A passagem relata detalhes físicos impressionantes sobre os adversários encontrados no caminho de pedra:
- A altura dos guerreiros variava de quatro a cinco côvados, medidos da cabeça aos pés.
- Como o côvado real egípcio possui a marca exata de 52,45 cm, a estatura real ficava entre 2,09 m e 2,62 m.
- Os indivíduos apresentavam rostos ferozes e comportamento considerado indomável para a época.
A partir dessas métricas, pesquisadores da Associates for Biblical Research (ABR), organização sediada na Pensilvânia, veem o achado como um registro secular raríssimo documentando proporções físicas anormais no deserto.

Como estudiosos relacionam o papiro egípcio aos relatos do Antigo Testamento?
A descrição minuciosa do artefato chama a atenção de especialistas como Christopher Eames, do Armstrong Institute of Biblical Archaeology. Ele cruza as medidas dos nômades Shasu com passagens bíblicas que citam raças de homens gigantes, conectando os dados aos Anaquins detalhados no livro de Números e ao rei Og de Basã citado em Deuteronômio.
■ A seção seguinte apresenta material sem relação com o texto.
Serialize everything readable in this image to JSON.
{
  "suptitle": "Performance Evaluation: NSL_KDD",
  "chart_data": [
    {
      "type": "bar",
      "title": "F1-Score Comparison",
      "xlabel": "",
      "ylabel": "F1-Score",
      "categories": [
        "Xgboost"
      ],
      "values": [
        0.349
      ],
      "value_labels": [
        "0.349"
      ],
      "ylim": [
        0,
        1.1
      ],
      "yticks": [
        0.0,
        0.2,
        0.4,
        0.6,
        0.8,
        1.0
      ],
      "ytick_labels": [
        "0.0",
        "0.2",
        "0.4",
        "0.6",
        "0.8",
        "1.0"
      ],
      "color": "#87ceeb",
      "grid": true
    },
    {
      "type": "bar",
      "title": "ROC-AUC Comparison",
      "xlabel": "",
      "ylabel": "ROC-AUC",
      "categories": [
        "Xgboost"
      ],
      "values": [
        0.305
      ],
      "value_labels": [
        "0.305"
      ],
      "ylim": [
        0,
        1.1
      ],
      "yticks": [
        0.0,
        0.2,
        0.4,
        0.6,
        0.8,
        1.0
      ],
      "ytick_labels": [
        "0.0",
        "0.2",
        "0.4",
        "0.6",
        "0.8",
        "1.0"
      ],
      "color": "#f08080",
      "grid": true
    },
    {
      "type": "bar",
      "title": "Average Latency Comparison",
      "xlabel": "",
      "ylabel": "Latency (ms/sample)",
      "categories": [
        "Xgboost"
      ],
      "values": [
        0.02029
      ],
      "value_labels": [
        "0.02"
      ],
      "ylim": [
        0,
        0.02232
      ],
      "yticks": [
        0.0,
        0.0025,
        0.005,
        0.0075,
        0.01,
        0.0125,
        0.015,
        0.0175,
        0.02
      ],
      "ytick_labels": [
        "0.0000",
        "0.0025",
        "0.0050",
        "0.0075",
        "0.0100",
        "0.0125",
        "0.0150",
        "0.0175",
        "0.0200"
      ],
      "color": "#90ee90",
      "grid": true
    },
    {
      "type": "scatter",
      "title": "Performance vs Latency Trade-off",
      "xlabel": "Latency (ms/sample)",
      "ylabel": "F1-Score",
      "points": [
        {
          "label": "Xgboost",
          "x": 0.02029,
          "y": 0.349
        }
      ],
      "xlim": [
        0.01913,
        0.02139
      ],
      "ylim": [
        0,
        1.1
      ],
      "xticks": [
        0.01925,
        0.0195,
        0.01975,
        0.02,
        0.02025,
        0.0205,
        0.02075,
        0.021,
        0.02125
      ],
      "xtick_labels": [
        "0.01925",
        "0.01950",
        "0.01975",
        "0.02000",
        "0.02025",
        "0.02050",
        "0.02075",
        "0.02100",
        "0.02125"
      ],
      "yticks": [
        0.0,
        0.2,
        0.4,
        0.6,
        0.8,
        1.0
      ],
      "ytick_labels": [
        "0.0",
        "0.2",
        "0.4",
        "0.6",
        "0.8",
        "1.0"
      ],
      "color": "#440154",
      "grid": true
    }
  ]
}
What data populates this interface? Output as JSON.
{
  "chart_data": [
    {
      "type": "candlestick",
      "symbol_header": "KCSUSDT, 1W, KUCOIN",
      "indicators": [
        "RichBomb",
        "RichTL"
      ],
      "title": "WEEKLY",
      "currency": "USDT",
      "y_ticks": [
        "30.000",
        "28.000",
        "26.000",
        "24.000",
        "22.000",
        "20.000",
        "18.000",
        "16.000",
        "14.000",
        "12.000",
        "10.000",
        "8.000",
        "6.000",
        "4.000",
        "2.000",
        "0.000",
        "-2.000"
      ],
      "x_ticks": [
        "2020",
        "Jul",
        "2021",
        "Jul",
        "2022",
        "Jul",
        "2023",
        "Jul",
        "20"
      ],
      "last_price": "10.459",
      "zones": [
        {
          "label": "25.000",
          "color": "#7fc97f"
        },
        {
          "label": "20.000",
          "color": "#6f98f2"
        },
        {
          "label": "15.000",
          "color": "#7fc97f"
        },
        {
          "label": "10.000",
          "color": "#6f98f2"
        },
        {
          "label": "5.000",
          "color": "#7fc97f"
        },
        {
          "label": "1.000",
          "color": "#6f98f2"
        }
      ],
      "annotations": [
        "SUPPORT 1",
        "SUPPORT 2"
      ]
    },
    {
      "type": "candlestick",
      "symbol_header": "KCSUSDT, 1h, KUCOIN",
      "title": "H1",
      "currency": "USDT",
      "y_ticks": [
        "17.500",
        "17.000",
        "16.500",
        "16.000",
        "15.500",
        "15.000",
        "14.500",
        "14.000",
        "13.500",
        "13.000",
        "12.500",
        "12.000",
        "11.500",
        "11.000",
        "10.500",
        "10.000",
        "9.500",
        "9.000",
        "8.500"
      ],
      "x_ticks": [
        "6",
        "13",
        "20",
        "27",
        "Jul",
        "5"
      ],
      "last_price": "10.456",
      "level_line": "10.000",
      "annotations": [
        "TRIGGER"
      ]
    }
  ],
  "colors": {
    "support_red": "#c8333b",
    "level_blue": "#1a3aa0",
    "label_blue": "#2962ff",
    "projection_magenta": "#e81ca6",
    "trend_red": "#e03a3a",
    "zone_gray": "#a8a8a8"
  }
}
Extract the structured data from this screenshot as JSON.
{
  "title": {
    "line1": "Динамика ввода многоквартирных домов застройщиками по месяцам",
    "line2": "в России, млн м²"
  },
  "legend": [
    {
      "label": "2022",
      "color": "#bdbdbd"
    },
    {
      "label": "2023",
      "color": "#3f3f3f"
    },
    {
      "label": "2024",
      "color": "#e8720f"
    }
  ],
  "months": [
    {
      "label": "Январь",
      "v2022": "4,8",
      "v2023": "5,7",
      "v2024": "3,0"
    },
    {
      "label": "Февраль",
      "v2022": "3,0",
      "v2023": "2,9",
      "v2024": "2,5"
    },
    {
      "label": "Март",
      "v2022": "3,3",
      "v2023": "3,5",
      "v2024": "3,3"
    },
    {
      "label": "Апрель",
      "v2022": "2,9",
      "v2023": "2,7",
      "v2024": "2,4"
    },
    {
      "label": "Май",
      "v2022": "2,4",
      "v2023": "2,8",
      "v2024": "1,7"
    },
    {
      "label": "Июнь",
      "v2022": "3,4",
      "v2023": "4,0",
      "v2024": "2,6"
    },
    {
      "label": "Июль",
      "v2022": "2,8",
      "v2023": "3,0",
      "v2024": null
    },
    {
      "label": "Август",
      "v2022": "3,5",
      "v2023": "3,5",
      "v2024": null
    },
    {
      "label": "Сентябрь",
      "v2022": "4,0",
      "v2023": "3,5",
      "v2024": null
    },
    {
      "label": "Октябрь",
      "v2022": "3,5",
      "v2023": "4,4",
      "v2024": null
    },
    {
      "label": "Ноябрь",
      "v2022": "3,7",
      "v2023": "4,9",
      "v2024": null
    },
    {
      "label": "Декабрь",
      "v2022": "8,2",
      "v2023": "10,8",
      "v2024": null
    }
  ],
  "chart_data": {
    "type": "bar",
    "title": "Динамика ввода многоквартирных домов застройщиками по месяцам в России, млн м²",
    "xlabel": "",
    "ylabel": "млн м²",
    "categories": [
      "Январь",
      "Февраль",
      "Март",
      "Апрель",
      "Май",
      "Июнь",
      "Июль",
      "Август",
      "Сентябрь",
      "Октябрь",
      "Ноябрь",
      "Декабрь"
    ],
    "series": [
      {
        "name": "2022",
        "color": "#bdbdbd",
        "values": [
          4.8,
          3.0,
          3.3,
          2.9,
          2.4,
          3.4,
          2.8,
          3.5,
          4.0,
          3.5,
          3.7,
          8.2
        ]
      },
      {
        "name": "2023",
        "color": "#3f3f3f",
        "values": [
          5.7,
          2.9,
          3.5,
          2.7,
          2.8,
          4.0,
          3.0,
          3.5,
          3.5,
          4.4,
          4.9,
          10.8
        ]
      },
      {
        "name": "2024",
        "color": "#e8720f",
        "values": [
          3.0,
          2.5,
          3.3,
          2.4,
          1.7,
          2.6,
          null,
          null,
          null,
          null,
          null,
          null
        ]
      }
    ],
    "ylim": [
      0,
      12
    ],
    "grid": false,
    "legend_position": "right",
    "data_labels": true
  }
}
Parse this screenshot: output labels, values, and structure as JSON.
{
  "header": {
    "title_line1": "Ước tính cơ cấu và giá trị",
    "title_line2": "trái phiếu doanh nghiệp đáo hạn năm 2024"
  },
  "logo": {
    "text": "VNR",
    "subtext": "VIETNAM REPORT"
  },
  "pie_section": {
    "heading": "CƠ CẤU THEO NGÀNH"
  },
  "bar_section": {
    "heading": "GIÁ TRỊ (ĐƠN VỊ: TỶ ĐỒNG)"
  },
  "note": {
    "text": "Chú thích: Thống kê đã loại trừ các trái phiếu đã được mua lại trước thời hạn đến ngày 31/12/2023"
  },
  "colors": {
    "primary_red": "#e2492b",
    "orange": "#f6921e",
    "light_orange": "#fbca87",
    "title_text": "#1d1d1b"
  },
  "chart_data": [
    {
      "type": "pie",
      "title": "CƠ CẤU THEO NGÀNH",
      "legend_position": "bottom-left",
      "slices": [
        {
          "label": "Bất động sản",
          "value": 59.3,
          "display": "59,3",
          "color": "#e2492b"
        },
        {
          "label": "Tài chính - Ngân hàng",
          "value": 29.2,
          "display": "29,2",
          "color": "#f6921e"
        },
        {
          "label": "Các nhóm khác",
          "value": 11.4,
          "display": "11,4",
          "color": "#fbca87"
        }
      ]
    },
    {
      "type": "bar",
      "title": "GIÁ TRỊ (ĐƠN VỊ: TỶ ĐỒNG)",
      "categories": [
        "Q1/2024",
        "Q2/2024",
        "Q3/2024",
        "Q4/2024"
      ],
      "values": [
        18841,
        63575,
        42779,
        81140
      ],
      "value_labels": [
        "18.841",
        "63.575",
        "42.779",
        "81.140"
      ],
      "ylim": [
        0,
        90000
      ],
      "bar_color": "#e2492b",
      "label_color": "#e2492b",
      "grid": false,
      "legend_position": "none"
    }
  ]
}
Essa correlação histórica ganha tração quando outros artefatos do Oriente Próximo entram na análise de laboratório. Uma tábua cananeia de Ugarit, datada de 1200 a.C., cita o rei Rapiu entronizado nas cidades de Ashtarot e Edrei, domínios atribuídos ao monarca gigante no texto sagrado, conforme relata o livro de Josué.
Simultaneamente, os Textos de Execração do segundo milênio a.C. mencionam o temido povo Iy Aneq, reforçando a crença histórica de que havia tribos com estatura muito acima da média habitando a região do Levante.

Por que a ciência moderna trata a história dos gigantes com cautela?
Apesar do entusiasmo de grupos teológicos, a egiptologia tradicional oferece uma interpretação burocrática para as medidas assustadoras do documento. O próprio Museu Britânico cataloga a peça não como um relatório militar de campo, mas como um texto didático-literário criado especificamente para o treinamento de escrita de novos escribas.
Segundo informações publicadas pelo portal Earth, o egiptólogo Peter Brand, da Universidade de Memphis, declarou em fevereiro de 2026 que o manuscrito não possui relação direta com os fatos bíblicos. Os acadêmicos listam os motivos técnicos para essa classificação cética:
- A literatura do Egito antigo utilizava rotineiramente a hipérbole dramática para infundir temor nos leitores.
- Aumentar a dimensão do inimigo era um recurso retórico clássico para engrandecer as vitórias militares dos impérios.
- O formato das frases aponta para uma composição satírica projetada puramente para exercitar a criatividade gramatical.
As evidências visuais sobre as antigas tribos da região de Canaã
Além dos registros textuais controversos, pesquisadores buscam pistas em monumentos e artes cravadas na pedra para entender a fisionomia das tribos do deserto. O debate histórico se expande quando especialistas analisam proporções em murais de batalhas onde soldados de faraós lutam contra invasores.
Para aprofundar essa técnica de análise iconográfica, selecionamos o conteúdo do canal A Bíblia Comentada, que conta com mais de 172 mil inscritos. No vídeo a seguir, o arqueólogo Rodrigo Silva detalha o relevo da guerra de Gadesh e explica a origem cronológica desses povos altos:
A falta de provas ósseas encerra o debate sobre o papiro egípcio?
O obstáculo definitivo para a comprovação física dessas narrativas grandiosas é o completo silêncio das escavações. Até hoje, equipes de pesquisa não localizaram nenhuma evidência física robusta no Oriente Próximo, como ossos humanos de três metros ou armaduras que atestem o domínio de uma raça colossal.
O fascínio renovado em 2026 revela como documentos milenares sobrevivem às eras. Enquanto leitores seculares veem nas traduções do papiro egípcio apenas o talento literário antigo para dramatizar cenários hostis, o documento continuará servindo de ponte para quem busca raízes tangíveis nos relatos teológicos.